FILE: Brooke Byrd, an atheist, is one of several dozen people who will grace billboards across the Sacramento, Calif. area over the next month as part of the Freedom from Religion Foundation's effort to have non-believers be open about their lack of faith, organizers say.Freedom from Religion Foundation

Call it a lack of Christmas cheer.

An organization that promotes the separation of church and state plans to deploy more than 50 billboards in the Sacramento, Calif. area to highlight atheists who are ignoring religion and the December holidays' spirituality, its co-president said Monday night.

The messages are part of the Madison, Wis.-based Freedom from Religion Foundation’s campaign to encourage non-believers to “come out of the closet” and be open about their atheism, Annie Laurie Gaylor told FoxNews.com.

But not everyone is ready to turn their back on religion during the holiday season.
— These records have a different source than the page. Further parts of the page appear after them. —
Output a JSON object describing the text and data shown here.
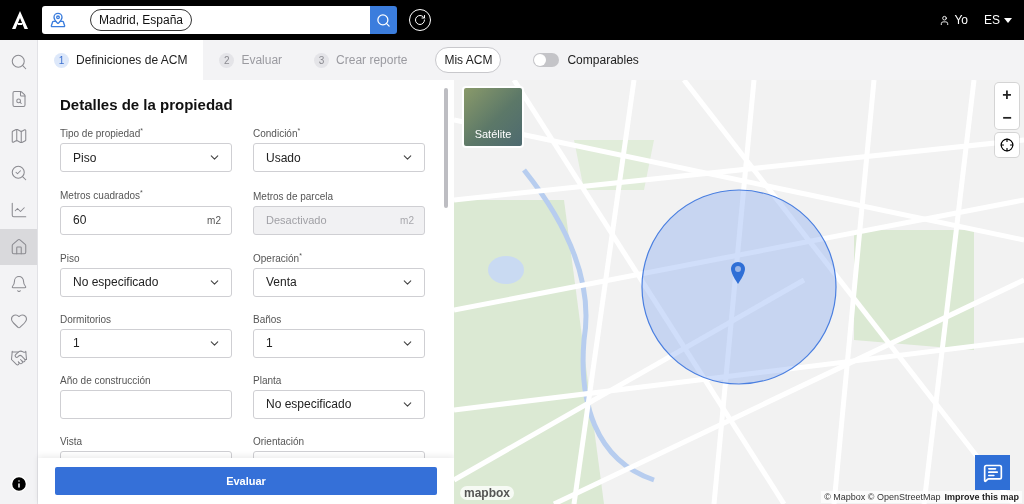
{
  "topbar": {
    "search_chip": "Madrid, España",
    "user": "Yo",
    "language": "ES"
  },
  "sidebar": {
    "items": [
      {
        "selected": false
      },
      {
        "selected": false
      },
      {
        "selected": false
      },
      {
        "selected": false
      },
      {
        "selected": false
      },
      {
        "selected": true
      },
      {
        "selected": false
      },
      {
        "selected": false
      },
      {
        "selected": false
      }
    ]
  },
  "tabs": [
    {
      "number": "1",
      "label": "Definiciones de ACM",
      "selected": true
    },
    {
      "number": "2",
      "label": "Evaluar",
      "selected": false
    },
    {
      "number": "3",
      "label": "Crear reporte",
      "selected": false
    }
  ],
  "mis_acm": "Mis ACM",
  "comparables": {
    "label": "Comparables",
    "on": false
  },
  "form": {
    "title": "Detalles de la propiedad",
    "fields": [
      {
        "kind": "select",
        "label": "Tipo de propiedad$^{*}$",
        "value": "Piso"
      },
      {
        "kind": "select",
        "label": "Condición$^{*}$",
        "value": "Usado"
      },
      {
        "kind": "input",
        "label": "Metros cuadrados$^{*}$",
        "value": "60",
        "unit": "m2",
        "disabled": false
      },
      {
        "kind": "input",
        "label": "Metros de parcela",
        "placeholder": "Desactivado",
        "unit": "m2",
        "disabled": true
      },
      {
        "kind": "select",
        "label": "Piso",
        "value": "No especificado"
      },
      {
        "kind": "select",
        "label": "Operación$^{*}$",
        "value": "Venta"
      },
      {
        "kind": "select",
        "label": "Dormitorios",
        "value": "1"
      },
      {
        "kind": "select",
        "label": "Baños",
        "value": "1"
      },
      {
        "kind": "input",
        "label": "Año de construcción",
        "disabled": false
      },
      {
        "kind": "select",
        "label": "Planta",
        "value": "No especificado"
      },
      {
        "kind": "select",
        "label": "Vista"
      },
      {
        "kind": "select",
        "label": "Orientación"
      }
    ],
    "submit": "Evaluar"
  },
  "map": {
    "satellite_label": "Satélite",
    "zoom_in": "+",
    "zoom_out": "−",
    "logo": "mapbox",
    "attribution": "© Mapbox © OpenStreetMap",
    "improve_link": "Improve this map"
  }
}
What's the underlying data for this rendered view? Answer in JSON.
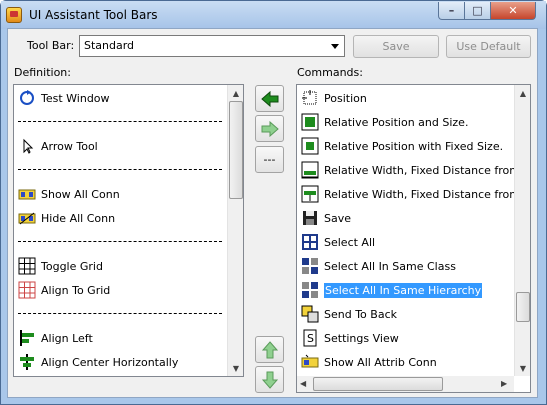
{
  "window": {
    "title": "UI Assistant Tool Bars",
    "minimize": "–",
    "maximize": "□",
    "close": "✕"
  },
  "toolbar": {
    "label": "Tool Bar:",
    "selected": "Standard",
    "save": "Save",
    "use_default": "Use Default"
  },
  "definition": {
    "label": "Definition:",
    "items": [
      {
        "label": "Test Window",
        "icon": "refresh-icon"
      },
      {
        "label": "Arrow Tool",
        "icon": "arrow-pointer-icon"
      },
      {
        "label": "Show All Conn",
        "icon": "show-conn-icon"
      },
      {
        "label": "Hide All Conn",
        "icon": "hide-conn-icon"
      },
      {
        "label": "Toggle Grid",
        "icon": "grid-icon"
      },
      {
        "label": "Align To Grid",
        "icon": "align-grid-icon"
      },
      {
        "label": "Align Left",
        "icon": "align-left-icon"
      },
      {
        "label": "Align Center Horizontally",
        "icon": "align-center-icon"
      }
    ]
  },
  "commands": {
    "label": "Commands:",
    "items": [
      {
        "label": "Position",
        "icon": "position-icon"
      },
      {
        "label": "Relative Position and Size.",
        "icon": "rel-pos-size-icon"
      },
      {
        "label": "Relative Position with Fixed Size.",
        "icon": "rel-pos-fixed-icon"
      },
      {
        "label": "Relative Width, Fixed Distance from",
        "icon": "rel-width-icon"
      },
      {
        "label": "Relative Width, Fixed Distance from",
        "icon": "rel-width-icon"
      },
      {
        "label": "Save",
        "icon": "save-icon"
      },
      {
        "label": "Select All",
        "icon": "select-all-icon"
      },
      {
        "label": "Select All In Same Class",
        "icon": "select-class-icon"
      },
      {
        "label": "Select All In Same Hierarchy",
        "icon": "select-hierarchy-icon",
        "selected": true
      },
      {
        "label": "Send To Back",
        "icon": "send-back-icon"
      },
      {
        "label": "Settings View",
        "icon": "settings-view-icon"
      },
      {
        "label": "Show All Attrib Conn",
        "icon": "show-attrib-conn-icon"
      }
    ]
  },
  "middle_buttons": {
    "separator_label": "---"
  },
  "colors": {
    "accent_green": "#1e8c1e",
    "selection": "#3399ff"
  }
}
“While I’m not happy about these billboards, I am certain people still, when they look deep down in their soul and in their heart, find a spark,” Bishop Jaime Soto, of Sacramento’s Cathedral of the Blessed Sacrament, told KTXL-TV. “They believe in a higher power.”

Gaylor stressed that the campaign isn’t to insult Christmas or any other holiday, but to encourage people to simply ignore the religious undertones.

“The whole month of December is taken over in a celebration of the religious beliefs, in particular Christianity, and it’s just as if the whole month turns non-believers into outsiders,” she said.

The group sought out Sacramento-area members to share their points of view about being non-believers, and the response was so positive that the organization had to contract with a second billboard company to meet the demand, Gaylor said.

“I believe in people, not gods,” reads a testimonial from Liz Shoemaker, a Sacramento teacher, KTXL reported.

“Integrity and compassion require no gods,” say Matt and Kimberly Martin, a Sacramento couple.

The campaign, the costs of which Gaylor declined to disclose, is set to run through the holidays.

“We’re a free society, and it’s the free marketplace of ideas,” Gaylor said. “It should be debated publicly. What’s wrong with open debate?”